Although tools=[...]
is condensed in the example below, it must be defined in the following format before being passed to OpenAI’s client.responses.create
method.
tools = [{
"type": "function",
"name": "web_search_tool",
"description": "Search the web for information.",
"parameters": {
"type": "object",
"properties": {
"web_query": {"type": "string"}
},
"required": ["web_query"],
"additionalProperties": False
},
"strict": True
}]
In the example below, Task Completion is used to evaluate the performance of the your_ai_agent
function, while Argument Correctness is used to evaluate llm
.
This is because while Argument Correctness requires setting up a test case with the input, actual output, and tools called, Task Completion is the only metric on DeepEval that doesn't require a test case.
Run an evaluation
Similar to end-ot-end evals, the dataset
iterator to invoke your agent with a list of goldens. You will need to:
- Create a dataset of goldens
- Loop through your dataset, calling your agent in each iteration with the task completion metric set
This will benchmark your agent for this point-in-time and create a test run.
from deepeval.dataset import EvaluationDataset, Golden
...
# Create dataset
dataset = EvaluationDataset(goldens=[Golden(input='What is component-level evals?')])
# Loop through dataset
for golden in dataset.evals_iterator():
your_ai_agent(golden.input)
Finally run main.py
:
python main.py
✅ Done. Similar to end-to-end evals, the evals_iterator()
creates a test run out of your dataset, with the only difference being deepeval
will evaluate and create test cases out of individual components you've defined in your agent instead.
Next Steps
Now that you have run your first agentic evals, you should:
- Customize your metrics: Update the list of metrics for each component.
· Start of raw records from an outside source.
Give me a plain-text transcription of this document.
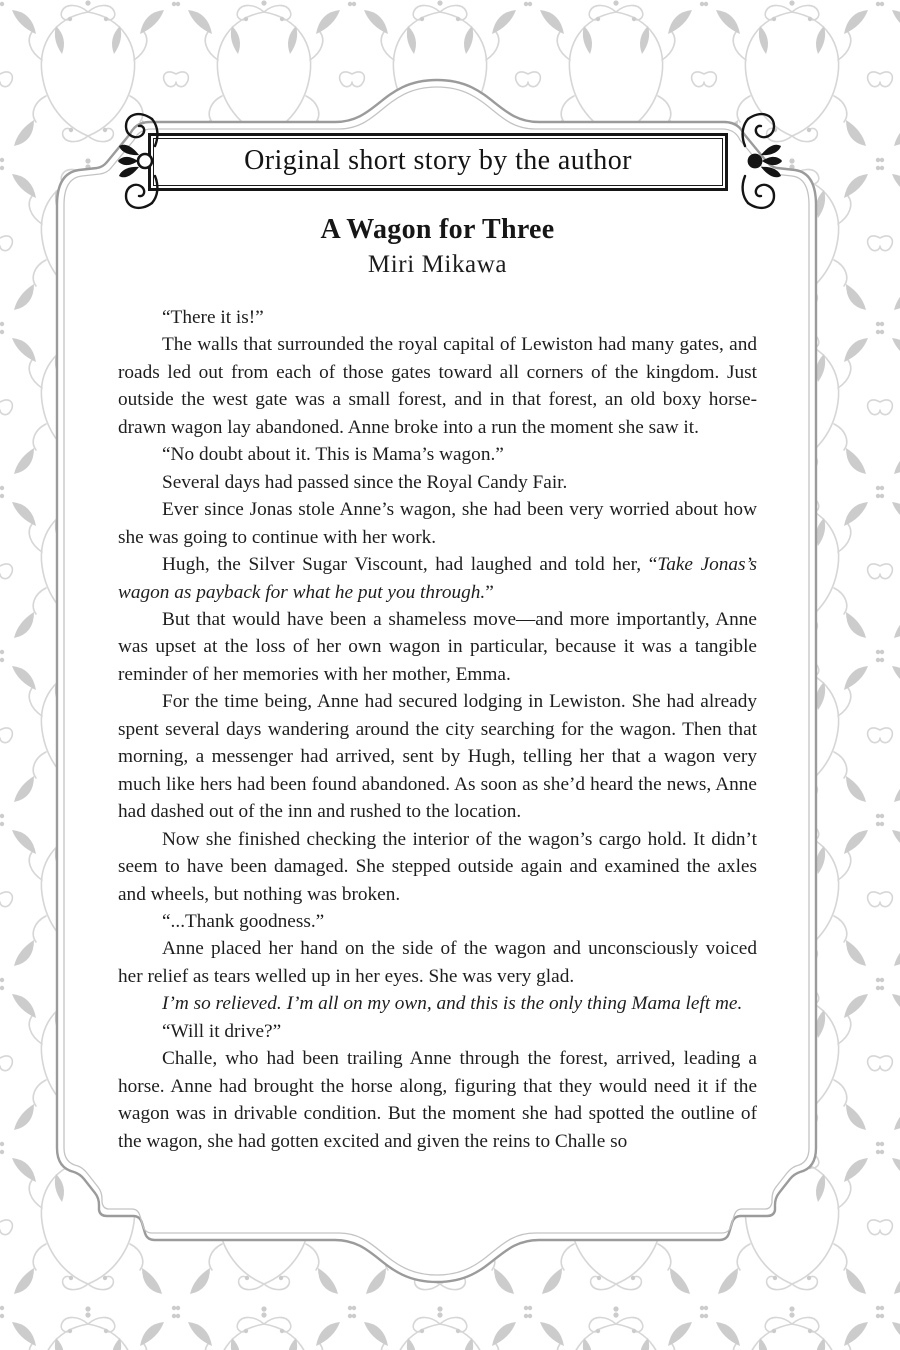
Original short story by the author
A Wagon for Three
Miri Mikawa

“There it is!”

The walls that surrounded the royal capital of Lewiston had many gates, and roads led out from each of those gates toward all corners of the kingdom. Just outside the west gate was a small forest, and in that forest, an old boxy horse-drawn wagon lay abandoned. Anne broke into a run the moment she saw it.

“No doubt about it. This is Mama’s wagon.”

Several days had passed since the Royal Candy Fair.

Ever since Jonas stole Anne’s wagon, she had been very worried about how she was going to continue with her work.

Hugh, the Silver Sugar Viscount, had laughed and told her, “Take Jonas’s wagon as payback for what he put you through.”

But that would have been a shameless move—and more importantly, Anne was upset at the loss of her own wagon in particular, because it was a tangible reminder of her memories with her mother, Emma.

For the time being, Anne had secured lodging in Lewiston. She had already spent several days wandering around the city searching for the wagon. Then that morning, a messenger had arrived, sent by Hugh, telling her that a wagon very much like hers had been found abandoned. As soon as she’d heard the news, Anne had dashed out of the inn and rushed to the location.

Now she finished checking the interior of the wagon’s cargo hold. It didn’t seem to have been damaged. She stepped outside again and examined the axles and wheels, but nothing was broken.

“...Thank goodness.”

Anne placed her hand on the side of the wagon and unconsciously voiced her relief as tears welled up in her eyes. She was very glad.

I’m so relieved. I’m all on my own, and this is the only thing Mama left me.

“Will it drive?”

Challe, who had been trailing Anne through the forest, arrived, leading a horse. Anne had brought the horse along, figuring that they would need it if the wagon was in drivable condition. But the moment she had spotted the outline of the wagon, she had gotten excited and given the reins to Challe so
- Customize tracing: It helps benchmark and identify different components on the UI.
- Enable evals in production: Just replace
metrics
in@observe
with ametric_collection
string on Confident AI.
You'll be able to analyze performance over time on traces (end-to-end) and spans (component-level).
- End-to-end (traces) in prod
- Component-level (spans) in prod
Evals on traces are end-to-end evaluations, where a single LLM interaction is being evaluated.
Spans make up a trace and evals on spans represents component-level evaluations, where individual components in your LLM app are being evaluated.